In recent years, numerous methods have been developed to identify the sources of suspended solids and the dynamics of sediment transport in rivers. These methods, which vary greatly in the spatial scales at which they can be applied, include; (1) fine sediment risk modelling, (2) sediment load water quality sampling, (3) sediment-focused river walkover surveys, and (4) source apportionment using fluorescent, chemical and genetic signatures.

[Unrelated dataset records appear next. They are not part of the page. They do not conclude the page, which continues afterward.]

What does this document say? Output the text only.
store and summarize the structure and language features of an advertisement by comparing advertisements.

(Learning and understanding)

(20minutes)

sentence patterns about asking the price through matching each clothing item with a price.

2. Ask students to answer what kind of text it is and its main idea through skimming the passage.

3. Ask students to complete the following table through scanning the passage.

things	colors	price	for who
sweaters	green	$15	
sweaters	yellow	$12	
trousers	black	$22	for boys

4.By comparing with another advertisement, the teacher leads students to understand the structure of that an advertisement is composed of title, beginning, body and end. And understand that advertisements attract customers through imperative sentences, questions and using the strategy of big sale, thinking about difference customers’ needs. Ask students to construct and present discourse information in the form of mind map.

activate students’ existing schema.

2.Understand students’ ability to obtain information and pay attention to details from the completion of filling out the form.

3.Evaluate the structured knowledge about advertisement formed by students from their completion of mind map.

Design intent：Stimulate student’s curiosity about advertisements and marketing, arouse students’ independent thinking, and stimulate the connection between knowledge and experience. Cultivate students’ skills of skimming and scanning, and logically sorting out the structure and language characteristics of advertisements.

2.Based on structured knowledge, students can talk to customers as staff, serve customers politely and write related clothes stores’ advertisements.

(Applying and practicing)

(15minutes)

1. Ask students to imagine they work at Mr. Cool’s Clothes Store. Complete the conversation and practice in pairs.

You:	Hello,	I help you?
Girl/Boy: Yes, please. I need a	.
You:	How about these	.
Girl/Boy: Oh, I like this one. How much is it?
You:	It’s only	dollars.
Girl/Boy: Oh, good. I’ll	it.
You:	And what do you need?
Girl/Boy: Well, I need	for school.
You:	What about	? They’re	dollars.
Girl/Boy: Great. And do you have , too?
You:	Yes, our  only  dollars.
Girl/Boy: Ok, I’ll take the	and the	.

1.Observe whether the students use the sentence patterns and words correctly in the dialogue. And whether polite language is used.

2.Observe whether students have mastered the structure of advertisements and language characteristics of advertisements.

The integration and assessment of these different sources of evidence helps us to quantify the scale of the pollutant pressure being exerted on an ecosystem, characterise from where in the catchment it is being derived and to target the delivery of a programme of catchment management interventions. Though adopting this evidence-led approach we hope to create plan that is; (1) strategically targeted and timed to achieve the greatest amount of benefit, (2) integrated to adopt a blend of different measures tailored to each situation and objective, (3) fully costed and funded by the most appropriate stakeholder, and (4) balanced to deliver improvements for the river, but not at the expense of food production or the farmer’s business.
In this presentation, I describe how we have generated pollutant risk maps using the SCIMAP modelling framework and how these maps have been incorporated into the data and evidence we use to target and tailor our catchment management plans in the South West of England.